Arguably Blizzard bought this variety at the cost of complexity. Most of the decks doing the rounds right now have a fairly low skill cap. There's nothing really new in terms of mechanics or the interplay between existing ones. Some cards just mimic older ones going out of rotation, with Primordial Drake, for instance, looking a lot like Chillmaw. I'm going to call that as a good thing. Hearthstone was at its best in the early days, proving it had enough depth and mechanical diversity to sustain it. The game needs a range of workable decks and strategies far more than it needs new toys. Early signs are that Un'Goro has bought some of that back.


Certain classes always get a big left behind in an expansion, and Un'Goro is no exception. It's poor, though, that the weakest classes are the same ones that suffered through the previous expansion. Dragon Priest was briefly a solid deck for that beleaguered class, but it lost a slew of vital cards. It's a testament to the dearth of options on offer that Priest players are still trying to make it work. Paladin has more of a mixture to play with, but none of the decks are really singing yet. Perhaps they will in time, with handbuff taunt showing some early promise.
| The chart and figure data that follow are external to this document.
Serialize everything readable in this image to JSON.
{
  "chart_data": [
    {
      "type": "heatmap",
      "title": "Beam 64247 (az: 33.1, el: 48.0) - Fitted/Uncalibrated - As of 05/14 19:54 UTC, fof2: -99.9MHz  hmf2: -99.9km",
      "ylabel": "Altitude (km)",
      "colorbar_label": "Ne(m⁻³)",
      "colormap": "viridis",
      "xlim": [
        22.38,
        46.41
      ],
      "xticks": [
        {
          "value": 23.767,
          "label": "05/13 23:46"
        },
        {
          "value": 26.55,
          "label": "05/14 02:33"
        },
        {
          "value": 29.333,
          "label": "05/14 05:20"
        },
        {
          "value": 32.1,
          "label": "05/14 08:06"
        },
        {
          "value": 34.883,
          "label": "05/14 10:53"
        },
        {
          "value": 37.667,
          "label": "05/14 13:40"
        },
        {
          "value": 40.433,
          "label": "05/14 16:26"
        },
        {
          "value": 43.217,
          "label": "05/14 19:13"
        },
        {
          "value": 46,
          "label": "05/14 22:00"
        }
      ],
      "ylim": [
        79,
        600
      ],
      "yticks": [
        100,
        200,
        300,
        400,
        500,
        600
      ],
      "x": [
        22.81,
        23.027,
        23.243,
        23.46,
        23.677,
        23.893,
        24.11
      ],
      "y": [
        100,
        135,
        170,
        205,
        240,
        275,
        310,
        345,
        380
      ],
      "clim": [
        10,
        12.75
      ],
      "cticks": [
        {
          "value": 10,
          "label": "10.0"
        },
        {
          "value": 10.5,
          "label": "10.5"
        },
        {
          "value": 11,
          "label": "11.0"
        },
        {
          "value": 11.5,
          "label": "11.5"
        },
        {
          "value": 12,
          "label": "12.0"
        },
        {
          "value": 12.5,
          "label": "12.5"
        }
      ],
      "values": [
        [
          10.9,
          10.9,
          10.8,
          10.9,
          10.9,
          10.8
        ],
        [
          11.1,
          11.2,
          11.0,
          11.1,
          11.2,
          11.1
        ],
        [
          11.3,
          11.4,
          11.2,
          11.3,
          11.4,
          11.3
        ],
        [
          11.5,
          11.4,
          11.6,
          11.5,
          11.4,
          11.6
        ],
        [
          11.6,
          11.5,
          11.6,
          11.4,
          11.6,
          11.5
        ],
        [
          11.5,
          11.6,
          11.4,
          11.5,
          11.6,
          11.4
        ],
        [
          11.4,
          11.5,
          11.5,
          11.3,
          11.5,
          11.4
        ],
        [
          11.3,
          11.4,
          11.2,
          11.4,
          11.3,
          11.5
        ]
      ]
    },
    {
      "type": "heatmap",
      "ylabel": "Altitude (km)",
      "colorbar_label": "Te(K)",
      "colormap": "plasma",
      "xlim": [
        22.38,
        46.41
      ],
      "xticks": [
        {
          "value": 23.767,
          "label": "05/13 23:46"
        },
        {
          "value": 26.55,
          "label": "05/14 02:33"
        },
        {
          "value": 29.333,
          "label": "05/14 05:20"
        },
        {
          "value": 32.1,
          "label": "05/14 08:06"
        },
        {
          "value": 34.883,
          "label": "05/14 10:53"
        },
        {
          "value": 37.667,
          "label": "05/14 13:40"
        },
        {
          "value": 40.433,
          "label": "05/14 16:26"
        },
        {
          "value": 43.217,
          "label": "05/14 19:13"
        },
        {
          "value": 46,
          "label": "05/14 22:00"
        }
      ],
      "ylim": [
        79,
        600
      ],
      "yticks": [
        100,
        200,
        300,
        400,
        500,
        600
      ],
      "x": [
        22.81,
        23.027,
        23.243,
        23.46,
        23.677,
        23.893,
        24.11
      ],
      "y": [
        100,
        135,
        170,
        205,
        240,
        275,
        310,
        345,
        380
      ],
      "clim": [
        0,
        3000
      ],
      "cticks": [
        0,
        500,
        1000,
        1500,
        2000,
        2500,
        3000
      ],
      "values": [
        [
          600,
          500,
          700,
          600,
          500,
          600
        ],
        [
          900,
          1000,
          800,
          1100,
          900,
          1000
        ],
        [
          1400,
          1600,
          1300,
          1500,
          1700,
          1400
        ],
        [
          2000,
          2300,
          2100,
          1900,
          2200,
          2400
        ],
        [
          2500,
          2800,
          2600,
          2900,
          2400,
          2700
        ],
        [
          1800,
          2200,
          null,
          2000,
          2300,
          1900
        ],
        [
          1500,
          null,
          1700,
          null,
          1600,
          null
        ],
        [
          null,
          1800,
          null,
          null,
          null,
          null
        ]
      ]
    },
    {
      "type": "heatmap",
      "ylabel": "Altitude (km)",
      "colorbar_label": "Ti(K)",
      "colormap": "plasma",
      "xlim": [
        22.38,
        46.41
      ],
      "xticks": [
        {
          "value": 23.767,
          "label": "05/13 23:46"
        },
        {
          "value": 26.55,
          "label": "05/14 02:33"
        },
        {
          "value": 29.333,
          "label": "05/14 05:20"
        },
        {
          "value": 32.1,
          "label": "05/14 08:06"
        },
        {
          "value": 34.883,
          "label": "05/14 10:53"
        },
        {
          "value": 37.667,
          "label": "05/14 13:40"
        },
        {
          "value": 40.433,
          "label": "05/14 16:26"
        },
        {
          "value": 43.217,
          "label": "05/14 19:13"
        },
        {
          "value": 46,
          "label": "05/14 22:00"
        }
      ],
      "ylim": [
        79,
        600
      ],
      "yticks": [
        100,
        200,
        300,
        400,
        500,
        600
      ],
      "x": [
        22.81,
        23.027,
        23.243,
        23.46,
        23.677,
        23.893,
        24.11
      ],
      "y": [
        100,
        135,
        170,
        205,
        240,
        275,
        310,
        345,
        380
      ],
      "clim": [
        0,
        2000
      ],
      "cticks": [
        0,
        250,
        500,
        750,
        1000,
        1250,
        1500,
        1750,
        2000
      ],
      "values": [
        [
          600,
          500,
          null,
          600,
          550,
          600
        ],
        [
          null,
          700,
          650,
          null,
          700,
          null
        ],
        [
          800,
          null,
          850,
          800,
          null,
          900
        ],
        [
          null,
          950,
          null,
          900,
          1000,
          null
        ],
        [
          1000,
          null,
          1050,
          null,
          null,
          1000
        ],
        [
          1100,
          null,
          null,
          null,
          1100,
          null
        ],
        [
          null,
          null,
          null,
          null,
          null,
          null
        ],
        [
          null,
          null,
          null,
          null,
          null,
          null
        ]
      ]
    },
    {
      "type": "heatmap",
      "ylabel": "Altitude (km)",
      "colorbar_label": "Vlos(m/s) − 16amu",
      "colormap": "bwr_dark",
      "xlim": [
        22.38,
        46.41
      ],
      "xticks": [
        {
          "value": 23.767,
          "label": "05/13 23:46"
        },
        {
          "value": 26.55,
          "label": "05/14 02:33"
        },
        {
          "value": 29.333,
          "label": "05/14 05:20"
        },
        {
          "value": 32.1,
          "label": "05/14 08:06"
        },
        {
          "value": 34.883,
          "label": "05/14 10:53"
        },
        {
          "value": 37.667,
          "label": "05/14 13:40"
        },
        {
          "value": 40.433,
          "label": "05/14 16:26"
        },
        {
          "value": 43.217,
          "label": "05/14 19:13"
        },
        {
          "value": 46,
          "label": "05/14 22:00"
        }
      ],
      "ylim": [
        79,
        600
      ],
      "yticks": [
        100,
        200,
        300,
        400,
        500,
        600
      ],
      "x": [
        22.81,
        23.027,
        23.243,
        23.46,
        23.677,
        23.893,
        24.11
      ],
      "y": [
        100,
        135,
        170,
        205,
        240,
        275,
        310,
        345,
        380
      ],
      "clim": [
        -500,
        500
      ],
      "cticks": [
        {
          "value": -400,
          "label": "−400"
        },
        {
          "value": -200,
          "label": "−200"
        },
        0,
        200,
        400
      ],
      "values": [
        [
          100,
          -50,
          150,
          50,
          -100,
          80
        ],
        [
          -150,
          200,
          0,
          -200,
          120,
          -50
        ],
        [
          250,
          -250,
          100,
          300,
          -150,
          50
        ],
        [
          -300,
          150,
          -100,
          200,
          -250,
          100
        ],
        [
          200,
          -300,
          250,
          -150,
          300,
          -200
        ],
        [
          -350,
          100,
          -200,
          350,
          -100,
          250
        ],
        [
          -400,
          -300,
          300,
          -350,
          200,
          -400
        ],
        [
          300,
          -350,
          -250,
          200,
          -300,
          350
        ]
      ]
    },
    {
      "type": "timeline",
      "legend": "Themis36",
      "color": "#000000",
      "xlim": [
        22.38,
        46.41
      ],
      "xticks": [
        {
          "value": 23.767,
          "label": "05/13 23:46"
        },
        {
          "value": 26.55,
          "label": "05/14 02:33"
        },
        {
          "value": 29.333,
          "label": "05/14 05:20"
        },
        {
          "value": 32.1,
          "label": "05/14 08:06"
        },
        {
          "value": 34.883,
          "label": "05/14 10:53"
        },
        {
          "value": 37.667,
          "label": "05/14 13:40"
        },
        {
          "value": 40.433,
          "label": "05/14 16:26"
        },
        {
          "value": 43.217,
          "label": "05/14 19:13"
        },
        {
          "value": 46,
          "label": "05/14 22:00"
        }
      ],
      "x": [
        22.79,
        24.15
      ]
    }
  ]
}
Our journey to Un'Goro, then, has taken us somewhere quite unexpected. Instead of lush virgin jungle, with a wonder or two to marvel at, we've discovered something even more valuable. The mystery at the heart of uncharted Un'Goro is the pleasure of returning to an old haunt. The joy of finding out that home isn't such a bad place to be over all. Let's hope Blizzard let us put our feet up, and rest here awhile. We've earned it.